McCall and Stephen Secules, an assistant professor at Florida International University, co-authored the paper “Positionality Practices and Dimensions of Impact on Equity Research: A Collaborative Inquiry and Call to the Community.” Other co-authors on the paper included Joel Alejandro Mejia, Chanel Beebe, Adam S. Masters, Matilde L. Sánchez-Peña and Martina Svyantek.
In March, assistant professor of engineering education Cassandra McCall received the William Elgin Wickenden Award of the American Society for Engineering Education for a paper she co-authored exploring researcher positionality.
The paper was published in the Journal of Engineering Education and is an effort to expand the common discourse about the ways a researcher’s identity impacts their work. In March, the paper received the William Elgin Wickenden Award of the American Society for Engineering Education.
According to the award letter, “the annual Wickenden Award recognizes an article that represents the highest standards of scholarly research in engineering education among the articles published in the Journal in each volume year.”
The nature of the paper required vulnerability from McCall and her colleagues as they explored the ways their various identities — including race, disability, and sexual orientation — played a role in their work as researchers. Because of this, McCall said it was especially rewarding to see the paper's reception.

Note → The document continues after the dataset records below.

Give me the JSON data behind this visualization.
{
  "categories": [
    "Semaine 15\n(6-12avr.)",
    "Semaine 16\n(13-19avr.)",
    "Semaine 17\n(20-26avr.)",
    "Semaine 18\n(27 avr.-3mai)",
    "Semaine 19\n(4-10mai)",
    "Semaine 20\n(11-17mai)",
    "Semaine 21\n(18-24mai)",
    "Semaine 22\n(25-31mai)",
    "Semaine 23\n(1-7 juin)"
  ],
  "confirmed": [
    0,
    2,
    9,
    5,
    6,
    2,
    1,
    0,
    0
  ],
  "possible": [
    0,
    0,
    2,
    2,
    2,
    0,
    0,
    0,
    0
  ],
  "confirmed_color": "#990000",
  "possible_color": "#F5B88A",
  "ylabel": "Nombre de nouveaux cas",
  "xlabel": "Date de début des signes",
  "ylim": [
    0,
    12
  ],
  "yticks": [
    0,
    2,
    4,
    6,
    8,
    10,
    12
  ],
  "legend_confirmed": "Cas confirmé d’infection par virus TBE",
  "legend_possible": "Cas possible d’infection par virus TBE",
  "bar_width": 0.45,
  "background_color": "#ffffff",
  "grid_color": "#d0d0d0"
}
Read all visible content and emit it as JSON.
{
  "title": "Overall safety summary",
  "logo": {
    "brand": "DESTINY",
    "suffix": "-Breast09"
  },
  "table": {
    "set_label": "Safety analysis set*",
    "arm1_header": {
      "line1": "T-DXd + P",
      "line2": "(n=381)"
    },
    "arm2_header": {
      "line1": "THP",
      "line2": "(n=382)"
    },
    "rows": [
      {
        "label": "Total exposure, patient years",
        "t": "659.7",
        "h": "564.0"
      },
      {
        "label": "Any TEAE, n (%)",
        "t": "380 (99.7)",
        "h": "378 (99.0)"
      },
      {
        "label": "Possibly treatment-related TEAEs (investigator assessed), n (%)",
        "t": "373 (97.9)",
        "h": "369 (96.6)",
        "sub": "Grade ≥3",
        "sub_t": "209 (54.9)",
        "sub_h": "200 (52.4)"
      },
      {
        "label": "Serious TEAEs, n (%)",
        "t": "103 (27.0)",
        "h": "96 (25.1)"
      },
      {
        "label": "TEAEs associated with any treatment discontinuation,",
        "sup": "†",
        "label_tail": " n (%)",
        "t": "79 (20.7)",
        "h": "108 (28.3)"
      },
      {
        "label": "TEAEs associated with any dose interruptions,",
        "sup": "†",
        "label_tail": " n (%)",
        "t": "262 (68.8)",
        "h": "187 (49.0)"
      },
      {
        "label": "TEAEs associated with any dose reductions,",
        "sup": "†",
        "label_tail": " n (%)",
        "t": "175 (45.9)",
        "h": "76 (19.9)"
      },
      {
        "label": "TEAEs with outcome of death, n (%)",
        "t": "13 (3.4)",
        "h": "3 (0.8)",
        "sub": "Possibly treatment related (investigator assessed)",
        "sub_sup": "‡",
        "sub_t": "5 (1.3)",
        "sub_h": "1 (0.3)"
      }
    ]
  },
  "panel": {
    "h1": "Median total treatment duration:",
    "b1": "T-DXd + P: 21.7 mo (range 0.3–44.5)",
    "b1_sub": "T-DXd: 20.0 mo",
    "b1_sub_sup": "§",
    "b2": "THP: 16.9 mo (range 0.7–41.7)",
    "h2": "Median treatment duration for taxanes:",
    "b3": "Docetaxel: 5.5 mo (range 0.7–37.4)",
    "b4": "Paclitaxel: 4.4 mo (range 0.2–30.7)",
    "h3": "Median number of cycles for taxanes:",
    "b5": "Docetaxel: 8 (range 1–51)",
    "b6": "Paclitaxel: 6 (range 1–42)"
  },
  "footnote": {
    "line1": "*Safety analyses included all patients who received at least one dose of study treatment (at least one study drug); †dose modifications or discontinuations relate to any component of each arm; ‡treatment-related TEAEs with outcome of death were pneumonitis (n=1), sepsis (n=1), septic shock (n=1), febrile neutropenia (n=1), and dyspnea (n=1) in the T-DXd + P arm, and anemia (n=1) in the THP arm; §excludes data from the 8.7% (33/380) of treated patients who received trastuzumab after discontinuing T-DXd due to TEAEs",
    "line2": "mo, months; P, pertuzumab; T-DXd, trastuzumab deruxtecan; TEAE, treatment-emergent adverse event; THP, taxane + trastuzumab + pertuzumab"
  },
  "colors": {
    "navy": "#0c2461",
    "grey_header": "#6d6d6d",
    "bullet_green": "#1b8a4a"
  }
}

“This paper has already taken off,” McCall said. “We’ve received a lot of great feedback from the community. We’ve had researchers from other institutions talk about how they’re now using that paper in their foundational engineering education classes or when they teach students how to think about positionality. It has already become more transformative than I initially thought.”
McCall said receiving the award also indicates to her a shift toward more people-focused research.
“Whether it’s the participants or the researchers, we’re starting to consider the individuals in research more,” she said.